Improved Statistical Pattern Analysis Monitoring for Complex Multivariate Processes Using Empirical Likelihood

Abstract

This article developed an improved statistical pattern analysis (SPA) monitoring strategy for fault detection of complex multivariate processes using empirical likelihood. The technique based on statistical pattern analysis performs fault detection by inspecting change in the statistics of process variables (e.g., mean value, correlation coefficient, variance, kurtosis, etc.). It is capable of monitoring non-Gaussian or even nonlinear processes. However, the original SPA framework explicitly computes all the high-order statistics, which significantly increases the scale and dimensionality of the problem, especially in the case of complex multivariate processes.
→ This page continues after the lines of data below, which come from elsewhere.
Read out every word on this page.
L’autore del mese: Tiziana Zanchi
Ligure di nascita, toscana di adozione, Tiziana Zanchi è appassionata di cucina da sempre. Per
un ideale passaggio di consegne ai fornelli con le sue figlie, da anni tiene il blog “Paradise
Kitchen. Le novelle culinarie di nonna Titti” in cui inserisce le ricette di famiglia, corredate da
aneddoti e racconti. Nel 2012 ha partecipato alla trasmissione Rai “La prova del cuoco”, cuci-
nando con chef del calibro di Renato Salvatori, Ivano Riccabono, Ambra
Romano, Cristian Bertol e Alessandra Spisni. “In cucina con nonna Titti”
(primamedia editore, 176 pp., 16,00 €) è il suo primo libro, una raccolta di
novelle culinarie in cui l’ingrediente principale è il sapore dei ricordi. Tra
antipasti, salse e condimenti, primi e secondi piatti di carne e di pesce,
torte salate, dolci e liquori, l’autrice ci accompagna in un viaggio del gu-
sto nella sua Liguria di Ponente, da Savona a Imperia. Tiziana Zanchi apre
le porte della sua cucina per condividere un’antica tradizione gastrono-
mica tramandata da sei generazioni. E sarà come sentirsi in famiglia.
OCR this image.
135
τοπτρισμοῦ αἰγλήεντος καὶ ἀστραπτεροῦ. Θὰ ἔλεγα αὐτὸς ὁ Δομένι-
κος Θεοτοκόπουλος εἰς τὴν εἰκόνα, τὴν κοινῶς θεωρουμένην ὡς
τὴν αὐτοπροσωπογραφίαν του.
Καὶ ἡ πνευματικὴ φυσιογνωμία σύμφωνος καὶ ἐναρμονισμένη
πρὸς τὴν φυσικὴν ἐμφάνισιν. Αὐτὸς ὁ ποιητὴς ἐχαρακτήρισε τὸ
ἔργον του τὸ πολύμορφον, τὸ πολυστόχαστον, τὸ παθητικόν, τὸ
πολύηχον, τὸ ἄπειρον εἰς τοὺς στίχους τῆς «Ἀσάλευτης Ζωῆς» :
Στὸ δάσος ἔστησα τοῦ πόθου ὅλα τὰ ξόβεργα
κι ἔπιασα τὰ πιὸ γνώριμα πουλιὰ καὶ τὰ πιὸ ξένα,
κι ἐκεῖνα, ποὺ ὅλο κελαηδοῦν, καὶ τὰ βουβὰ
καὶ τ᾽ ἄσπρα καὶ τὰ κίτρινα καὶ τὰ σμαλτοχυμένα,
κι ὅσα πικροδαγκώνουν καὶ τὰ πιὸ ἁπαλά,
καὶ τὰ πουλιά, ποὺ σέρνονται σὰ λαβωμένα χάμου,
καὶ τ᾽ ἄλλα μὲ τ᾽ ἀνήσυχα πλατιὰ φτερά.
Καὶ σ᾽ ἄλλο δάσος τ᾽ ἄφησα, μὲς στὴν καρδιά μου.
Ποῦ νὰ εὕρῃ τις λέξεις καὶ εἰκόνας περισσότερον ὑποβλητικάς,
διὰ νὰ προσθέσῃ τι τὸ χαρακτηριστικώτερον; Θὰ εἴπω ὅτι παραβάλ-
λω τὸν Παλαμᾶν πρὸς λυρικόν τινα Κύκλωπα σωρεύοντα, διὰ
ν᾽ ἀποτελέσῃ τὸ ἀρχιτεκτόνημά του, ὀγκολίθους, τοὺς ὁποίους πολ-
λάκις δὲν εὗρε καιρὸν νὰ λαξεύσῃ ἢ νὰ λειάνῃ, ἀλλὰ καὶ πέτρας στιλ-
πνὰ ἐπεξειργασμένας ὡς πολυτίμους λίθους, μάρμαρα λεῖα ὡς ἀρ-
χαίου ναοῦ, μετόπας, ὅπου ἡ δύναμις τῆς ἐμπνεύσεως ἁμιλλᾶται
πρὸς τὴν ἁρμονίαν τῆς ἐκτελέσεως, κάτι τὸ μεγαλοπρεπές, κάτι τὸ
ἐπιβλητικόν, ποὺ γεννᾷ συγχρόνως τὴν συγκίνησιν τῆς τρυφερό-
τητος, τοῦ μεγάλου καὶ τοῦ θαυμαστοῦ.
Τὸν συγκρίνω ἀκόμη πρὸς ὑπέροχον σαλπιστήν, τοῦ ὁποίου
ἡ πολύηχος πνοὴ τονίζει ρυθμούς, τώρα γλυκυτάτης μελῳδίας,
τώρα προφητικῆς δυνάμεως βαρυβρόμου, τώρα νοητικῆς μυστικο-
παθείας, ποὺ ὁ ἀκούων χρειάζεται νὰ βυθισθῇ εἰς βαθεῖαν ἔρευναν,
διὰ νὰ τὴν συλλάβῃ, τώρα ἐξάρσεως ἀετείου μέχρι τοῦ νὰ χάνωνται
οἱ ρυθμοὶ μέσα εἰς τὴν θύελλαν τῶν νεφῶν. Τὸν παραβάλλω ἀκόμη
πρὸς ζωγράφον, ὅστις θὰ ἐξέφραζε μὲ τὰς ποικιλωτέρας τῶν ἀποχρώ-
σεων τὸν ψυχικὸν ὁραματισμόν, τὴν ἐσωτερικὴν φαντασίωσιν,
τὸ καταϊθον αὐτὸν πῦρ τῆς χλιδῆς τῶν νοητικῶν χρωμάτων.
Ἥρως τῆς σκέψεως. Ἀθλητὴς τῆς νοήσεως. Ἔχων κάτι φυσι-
To alleviate this difficulty, we propose monitoring changes in the statistics with the same order using empirical likelihood, which is a widely used estimation method to construct confidence limits or regions for parameters with similar properties. As a result, changes in statistics of the same order can be translated into a single index; hence more information on the faulty conditions can be observed. Furthermore, by considering statistics of the same order, the scale of the problem is reduced significantly. The improved statistical pattern analysis monitoring strategy is suitable for monitoring complex multivariate processes. The performance of the improved method is illustrated by an application study to fault detection of the Tennessee Eastman (TE) process.